다음으로 여러분의 환경이 Amazon Personalize와 성공적으로 통신할 수 있는지 확인해야 합니다.

In [2]:
# Configure the SDK to Personalize:
personalize = boto3.client('personalize')

아래 코드 셀은 이전 notebook에서 저장했던 공유 변수들을 불러옵니다.

In [3]:
%store -r

생성할 오브젝트의 끝에 임의의 숫자를 부여하기 위해 suffix 정의

## 솔루션 평가 지표 얻기

이번 파트에서는 Amazon Personalize에서 기본으로 제공하는 솔루션에 대한 평가 지표를 확인해 봅니다. 
Amazon Personalize에서는 평가 지표를 생성하기 위해 약 랜덤으로 10% 사용자의 interaction data를 테스트 용으로 활용합니다. 

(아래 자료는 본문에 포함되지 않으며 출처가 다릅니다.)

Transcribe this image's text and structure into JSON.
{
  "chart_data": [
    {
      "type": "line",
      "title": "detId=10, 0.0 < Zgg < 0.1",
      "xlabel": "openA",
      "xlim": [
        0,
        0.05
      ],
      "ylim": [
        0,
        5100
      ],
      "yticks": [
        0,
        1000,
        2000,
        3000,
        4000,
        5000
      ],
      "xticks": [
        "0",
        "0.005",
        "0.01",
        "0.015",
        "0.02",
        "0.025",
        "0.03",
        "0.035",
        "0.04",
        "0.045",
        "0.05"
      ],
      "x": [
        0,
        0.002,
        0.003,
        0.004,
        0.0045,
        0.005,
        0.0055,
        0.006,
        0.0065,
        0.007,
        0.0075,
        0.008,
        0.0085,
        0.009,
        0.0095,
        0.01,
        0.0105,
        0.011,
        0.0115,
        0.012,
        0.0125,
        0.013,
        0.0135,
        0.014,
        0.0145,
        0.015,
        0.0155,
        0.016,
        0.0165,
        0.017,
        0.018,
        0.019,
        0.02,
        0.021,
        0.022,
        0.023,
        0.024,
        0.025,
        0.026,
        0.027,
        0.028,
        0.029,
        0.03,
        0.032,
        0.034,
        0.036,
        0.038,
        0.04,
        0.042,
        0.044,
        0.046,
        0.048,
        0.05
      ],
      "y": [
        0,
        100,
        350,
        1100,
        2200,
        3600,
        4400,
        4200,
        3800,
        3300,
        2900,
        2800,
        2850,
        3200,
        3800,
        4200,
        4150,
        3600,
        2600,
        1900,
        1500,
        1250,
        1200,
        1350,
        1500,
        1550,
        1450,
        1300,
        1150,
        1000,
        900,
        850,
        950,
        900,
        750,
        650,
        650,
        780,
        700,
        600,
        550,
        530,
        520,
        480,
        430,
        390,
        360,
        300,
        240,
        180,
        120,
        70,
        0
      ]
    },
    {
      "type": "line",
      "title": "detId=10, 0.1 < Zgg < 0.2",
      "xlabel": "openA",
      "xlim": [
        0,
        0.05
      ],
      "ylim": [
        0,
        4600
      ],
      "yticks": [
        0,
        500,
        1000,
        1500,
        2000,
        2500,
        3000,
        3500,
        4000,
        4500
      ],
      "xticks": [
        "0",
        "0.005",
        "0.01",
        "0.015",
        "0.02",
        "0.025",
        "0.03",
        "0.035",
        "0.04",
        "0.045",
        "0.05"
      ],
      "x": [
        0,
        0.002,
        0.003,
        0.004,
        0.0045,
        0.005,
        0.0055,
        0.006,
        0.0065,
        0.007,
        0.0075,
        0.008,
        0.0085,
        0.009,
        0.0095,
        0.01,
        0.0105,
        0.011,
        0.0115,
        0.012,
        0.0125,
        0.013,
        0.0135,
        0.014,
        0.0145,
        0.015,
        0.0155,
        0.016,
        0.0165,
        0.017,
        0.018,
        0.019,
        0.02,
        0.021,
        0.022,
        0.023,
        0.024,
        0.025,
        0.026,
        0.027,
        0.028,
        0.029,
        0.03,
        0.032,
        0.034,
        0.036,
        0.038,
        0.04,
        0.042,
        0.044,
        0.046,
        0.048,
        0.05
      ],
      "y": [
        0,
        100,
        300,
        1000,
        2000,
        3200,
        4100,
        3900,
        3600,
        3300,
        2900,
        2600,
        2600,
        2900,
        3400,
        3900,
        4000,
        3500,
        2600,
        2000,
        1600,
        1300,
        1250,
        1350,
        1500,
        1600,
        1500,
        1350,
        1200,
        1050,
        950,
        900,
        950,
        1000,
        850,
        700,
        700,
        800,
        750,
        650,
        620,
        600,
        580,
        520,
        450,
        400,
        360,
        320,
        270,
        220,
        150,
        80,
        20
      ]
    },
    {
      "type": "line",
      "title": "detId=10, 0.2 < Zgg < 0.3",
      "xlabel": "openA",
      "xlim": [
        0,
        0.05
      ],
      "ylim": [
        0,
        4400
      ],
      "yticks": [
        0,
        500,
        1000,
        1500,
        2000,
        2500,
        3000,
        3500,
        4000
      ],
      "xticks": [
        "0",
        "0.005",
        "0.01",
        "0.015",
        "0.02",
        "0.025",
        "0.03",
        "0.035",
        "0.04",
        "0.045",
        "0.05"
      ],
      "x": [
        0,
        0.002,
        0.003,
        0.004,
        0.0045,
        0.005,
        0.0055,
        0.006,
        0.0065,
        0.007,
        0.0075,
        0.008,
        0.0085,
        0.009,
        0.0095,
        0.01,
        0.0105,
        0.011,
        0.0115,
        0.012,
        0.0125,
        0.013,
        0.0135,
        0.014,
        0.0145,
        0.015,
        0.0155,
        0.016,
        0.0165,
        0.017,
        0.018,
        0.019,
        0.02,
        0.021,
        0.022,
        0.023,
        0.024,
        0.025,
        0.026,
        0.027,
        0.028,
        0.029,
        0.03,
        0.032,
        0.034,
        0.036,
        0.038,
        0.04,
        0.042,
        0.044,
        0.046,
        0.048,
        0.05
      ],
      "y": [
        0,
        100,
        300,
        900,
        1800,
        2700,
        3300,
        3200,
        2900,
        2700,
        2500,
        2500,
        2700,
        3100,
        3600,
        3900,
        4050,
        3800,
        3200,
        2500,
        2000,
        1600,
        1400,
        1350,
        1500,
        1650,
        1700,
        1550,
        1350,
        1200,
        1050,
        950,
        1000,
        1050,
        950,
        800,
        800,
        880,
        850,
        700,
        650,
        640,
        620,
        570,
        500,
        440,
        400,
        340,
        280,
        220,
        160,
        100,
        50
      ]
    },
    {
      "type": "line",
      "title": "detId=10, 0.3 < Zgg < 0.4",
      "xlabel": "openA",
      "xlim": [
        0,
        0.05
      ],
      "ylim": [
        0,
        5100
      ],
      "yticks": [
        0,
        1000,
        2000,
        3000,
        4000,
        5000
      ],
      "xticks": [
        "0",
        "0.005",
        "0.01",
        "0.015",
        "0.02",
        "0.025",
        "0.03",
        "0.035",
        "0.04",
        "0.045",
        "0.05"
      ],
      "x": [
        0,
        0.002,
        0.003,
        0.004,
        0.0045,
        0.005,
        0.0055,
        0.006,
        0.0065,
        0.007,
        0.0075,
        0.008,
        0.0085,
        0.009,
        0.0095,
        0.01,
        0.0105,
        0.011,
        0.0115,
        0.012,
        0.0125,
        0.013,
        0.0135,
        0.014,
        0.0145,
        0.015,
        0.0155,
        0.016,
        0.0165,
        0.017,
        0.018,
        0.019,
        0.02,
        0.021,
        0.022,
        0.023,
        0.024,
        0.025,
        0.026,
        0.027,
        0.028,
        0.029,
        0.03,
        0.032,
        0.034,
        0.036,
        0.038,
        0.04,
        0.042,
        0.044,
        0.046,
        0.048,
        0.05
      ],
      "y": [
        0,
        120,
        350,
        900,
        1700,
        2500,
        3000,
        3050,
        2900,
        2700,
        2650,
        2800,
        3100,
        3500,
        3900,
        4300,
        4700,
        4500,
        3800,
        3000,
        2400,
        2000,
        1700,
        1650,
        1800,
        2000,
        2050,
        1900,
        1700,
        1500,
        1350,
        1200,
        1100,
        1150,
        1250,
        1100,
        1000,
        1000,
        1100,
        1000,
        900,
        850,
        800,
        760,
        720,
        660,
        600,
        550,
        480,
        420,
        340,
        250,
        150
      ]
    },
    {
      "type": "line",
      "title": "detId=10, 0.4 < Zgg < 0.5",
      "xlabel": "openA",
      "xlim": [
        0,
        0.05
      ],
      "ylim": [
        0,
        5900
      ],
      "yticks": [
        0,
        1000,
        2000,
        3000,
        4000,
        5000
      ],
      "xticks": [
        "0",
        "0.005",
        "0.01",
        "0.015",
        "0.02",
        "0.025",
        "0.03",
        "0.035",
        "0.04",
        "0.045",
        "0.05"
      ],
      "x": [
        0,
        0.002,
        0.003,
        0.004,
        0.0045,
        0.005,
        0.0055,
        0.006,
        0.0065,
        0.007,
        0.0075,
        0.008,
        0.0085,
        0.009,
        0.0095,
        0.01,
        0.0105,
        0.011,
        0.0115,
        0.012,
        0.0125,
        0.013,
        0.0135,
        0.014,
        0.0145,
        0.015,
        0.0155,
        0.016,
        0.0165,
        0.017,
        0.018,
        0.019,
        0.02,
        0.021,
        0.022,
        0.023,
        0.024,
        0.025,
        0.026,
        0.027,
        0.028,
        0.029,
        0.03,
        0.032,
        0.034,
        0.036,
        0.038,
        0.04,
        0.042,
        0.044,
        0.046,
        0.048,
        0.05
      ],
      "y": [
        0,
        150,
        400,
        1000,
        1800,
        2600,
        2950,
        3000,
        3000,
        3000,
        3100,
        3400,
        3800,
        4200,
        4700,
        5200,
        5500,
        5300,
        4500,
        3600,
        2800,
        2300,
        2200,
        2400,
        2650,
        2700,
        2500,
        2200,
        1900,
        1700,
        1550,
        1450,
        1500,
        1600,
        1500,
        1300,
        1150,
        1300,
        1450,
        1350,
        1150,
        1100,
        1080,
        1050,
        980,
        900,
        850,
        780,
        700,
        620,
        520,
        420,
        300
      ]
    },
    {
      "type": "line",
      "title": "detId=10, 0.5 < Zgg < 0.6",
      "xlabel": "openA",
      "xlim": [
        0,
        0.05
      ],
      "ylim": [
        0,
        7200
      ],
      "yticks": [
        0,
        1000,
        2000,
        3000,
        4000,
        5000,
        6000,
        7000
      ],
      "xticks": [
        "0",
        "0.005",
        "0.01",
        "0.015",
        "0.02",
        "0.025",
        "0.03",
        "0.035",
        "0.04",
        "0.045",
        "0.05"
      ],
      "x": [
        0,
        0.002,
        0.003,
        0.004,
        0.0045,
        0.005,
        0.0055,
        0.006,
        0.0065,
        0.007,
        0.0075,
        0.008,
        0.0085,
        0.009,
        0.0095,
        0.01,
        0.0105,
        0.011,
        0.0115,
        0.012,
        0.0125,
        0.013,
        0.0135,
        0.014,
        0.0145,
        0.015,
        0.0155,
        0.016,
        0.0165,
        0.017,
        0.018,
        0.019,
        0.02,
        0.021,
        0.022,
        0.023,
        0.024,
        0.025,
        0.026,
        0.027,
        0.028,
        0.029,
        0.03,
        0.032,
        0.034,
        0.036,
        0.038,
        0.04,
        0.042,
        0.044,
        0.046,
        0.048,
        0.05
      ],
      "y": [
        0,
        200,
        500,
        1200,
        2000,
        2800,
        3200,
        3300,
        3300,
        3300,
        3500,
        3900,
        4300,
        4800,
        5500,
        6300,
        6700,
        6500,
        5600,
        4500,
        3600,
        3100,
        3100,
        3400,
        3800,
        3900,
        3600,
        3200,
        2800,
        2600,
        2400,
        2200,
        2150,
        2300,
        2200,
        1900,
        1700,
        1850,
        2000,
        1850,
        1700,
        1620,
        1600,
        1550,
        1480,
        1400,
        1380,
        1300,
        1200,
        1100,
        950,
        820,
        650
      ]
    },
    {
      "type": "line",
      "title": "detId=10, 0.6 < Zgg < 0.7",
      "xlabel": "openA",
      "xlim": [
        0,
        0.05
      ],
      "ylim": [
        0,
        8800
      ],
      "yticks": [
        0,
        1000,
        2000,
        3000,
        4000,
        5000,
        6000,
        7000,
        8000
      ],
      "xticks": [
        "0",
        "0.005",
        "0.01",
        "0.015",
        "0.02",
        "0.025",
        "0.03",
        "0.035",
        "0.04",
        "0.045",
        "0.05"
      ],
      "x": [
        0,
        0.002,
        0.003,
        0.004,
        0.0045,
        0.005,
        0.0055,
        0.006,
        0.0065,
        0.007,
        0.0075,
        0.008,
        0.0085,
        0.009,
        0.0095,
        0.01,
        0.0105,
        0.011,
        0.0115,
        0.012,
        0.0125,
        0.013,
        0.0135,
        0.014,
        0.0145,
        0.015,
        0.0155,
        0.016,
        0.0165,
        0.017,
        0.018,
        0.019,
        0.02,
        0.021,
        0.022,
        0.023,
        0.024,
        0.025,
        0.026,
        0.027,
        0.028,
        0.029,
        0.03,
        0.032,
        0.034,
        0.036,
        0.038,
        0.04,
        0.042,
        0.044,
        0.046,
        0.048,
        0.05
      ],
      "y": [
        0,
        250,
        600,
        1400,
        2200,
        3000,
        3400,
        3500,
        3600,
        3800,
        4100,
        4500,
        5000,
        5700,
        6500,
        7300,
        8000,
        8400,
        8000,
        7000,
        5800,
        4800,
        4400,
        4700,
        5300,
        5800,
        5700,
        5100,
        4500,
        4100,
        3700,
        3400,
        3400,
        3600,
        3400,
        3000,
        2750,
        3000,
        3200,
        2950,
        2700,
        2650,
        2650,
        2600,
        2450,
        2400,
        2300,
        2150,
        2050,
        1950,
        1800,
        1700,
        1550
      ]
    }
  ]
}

아래 이미지는 Amazon Personalize가 데이터를 분리하는 방법을 보여줍니다. 사용자가 10 명이고 각각 10 개의 상호 작용이있는 경우 (여기에서 원은 Interaction data를 나타냄) 타임 스탬프를 기준으로 가장 오래된 것부터 최신 것까지 나열된 것입니다. Amazon Personalize는 사용자의 90 % (파란색 원)의 모든 Interaction 데이터를 사용하여 솔루션 버전을 훈련시키고 나머지 10 %는 평가를 위해 사용합니다. 나머지 10 %의 각 사용자에 대해 Interaction data (녹색 원)의 90 %가 훈련 된 모델의 입력값으로 사용됩니다. 데이터의 나머지 10 % (주황색 원)는 모델에서 생성 된 추천 결과물과 비교되고 평가 지표를 계산하는 데 사용됩니다.



![personalize metrics](static/imgs/personalize_metrics.png)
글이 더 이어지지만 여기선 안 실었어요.